In den vergangenen Wochen hatten Medien und auch Politiker*innen des schwarz-roten Senats wiederholt gegen einen möglichen Streik der Kita-Beschäftigten mit der Begründung agiert, dass er auf den Rücken der Eltern ausgetragen werden würde. Am Freitagabend hatte man die Kundgebung auch deshalb organisiert, weil man den Kita-Beschäftigten noch mal Rückendeckung geben wollte.

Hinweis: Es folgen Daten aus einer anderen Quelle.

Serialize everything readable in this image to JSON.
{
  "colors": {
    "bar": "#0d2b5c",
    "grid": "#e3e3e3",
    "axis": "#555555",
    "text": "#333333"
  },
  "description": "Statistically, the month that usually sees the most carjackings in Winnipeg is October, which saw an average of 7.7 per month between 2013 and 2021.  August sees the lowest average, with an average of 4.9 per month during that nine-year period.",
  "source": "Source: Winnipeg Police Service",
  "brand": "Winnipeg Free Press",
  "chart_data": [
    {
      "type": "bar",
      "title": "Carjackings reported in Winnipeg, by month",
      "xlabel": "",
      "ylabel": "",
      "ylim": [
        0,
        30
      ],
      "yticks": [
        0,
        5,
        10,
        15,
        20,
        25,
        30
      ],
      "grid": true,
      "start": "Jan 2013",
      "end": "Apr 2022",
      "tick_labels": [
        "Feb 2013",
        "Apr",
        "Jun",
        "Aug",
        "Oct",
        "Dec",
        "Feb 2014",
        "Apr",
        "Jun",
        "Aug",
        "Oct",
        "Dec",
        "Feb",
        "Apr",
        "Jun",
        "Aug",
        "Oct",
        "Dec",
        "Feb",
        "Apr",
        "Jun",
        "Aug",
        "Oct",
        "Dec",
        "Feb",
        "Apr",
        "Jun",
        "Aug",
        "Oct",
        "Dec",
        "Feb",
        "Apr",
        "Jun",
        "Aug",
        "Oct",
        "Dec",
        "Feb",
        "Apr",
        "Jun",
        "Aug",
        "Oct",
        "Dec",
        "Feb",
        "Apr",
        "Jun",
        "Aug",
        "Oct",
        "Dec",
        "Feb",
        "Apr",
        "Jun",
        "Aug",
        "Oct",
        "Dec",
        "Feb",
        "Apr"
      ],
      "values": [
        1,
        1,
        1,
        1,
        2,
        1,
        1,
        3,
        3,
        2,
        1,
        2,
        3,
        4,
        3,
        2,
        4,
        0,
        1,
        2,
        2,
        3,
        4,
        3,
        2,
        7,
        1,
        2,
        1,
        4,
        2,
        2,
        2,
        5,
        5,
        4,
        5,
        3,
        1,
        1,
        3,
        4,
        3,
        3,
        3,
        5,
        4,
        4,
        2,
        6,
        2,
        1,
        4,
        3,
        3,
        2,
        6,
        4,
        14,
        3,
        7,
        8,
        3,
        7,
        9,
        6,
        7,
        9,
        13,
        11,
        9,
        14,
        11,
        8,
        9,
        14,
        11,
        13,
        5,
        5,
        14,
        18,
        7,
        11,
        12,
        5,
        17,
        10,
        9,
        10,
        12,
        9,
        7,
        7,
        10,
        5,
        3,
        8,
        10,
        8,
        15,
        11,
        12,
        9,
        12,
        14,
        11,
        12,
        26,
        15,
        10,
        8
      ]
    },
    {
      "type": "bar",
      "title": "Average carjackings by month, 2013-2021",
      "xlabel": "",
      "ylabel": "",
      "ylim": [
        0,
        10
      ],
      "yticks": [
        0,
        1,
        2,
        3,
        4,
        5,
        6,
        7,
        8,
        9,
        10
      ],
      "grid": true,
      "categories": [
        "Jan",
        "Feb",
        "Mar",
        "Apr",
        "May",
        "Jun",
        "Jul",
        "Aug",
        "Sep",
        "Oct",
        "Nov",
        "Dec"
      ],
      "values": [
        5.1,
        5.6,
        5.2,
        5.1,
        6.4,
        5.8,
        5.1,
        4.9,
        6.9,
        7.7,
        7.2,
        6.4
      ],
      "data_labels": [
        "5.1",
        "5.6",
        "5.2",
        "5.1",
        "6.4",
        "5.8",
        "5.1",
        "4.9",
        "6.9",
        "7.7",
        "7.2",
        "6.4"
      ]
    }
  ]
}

Die Stimmung auf der fast zweistündigen Kundgebung war gut. Dafür sorgten auch die vielen Kinder, die nicht nur mit Kreide den Boden bemalten, sondern auch mit Songs und Sprechchören für Stimmung sorgten. Selbst die Entscheidung des Arbeitsgerichts vom Freitag trübte die Stimmung nicht: Das Gericht untersagte den geplanten Streik am Montag. »Die Gewerkschaft ver.di verstoße mit diesem Streik gegen die Friedenspflicht wegen der bestehenden tariflichen Regelungen zur Zulage für Beschäftigte in Eigenbetriebs-Kitas des Landes Berlin und wegen der bestehenden Entlastungsregelungen für Auszubildende im maßgeblichen Ausbildungstarifvertrag«, so das Arbeitsgericht. Auch verbandspolitische Erwägungen wurden vom Arbeitsgericht als Begründung für das Streikverbot herangezogen. Das Land Berlin sei als Arbeitgeber berechtigt, sich in der Tarifgemeinschaft der Länder (TdL) zu organisieren. Das Risiko eines Ausschlusses aus der TdL bei einem eigenständigen Tarifabschluss müsse das Land Berlin nicht eingehen.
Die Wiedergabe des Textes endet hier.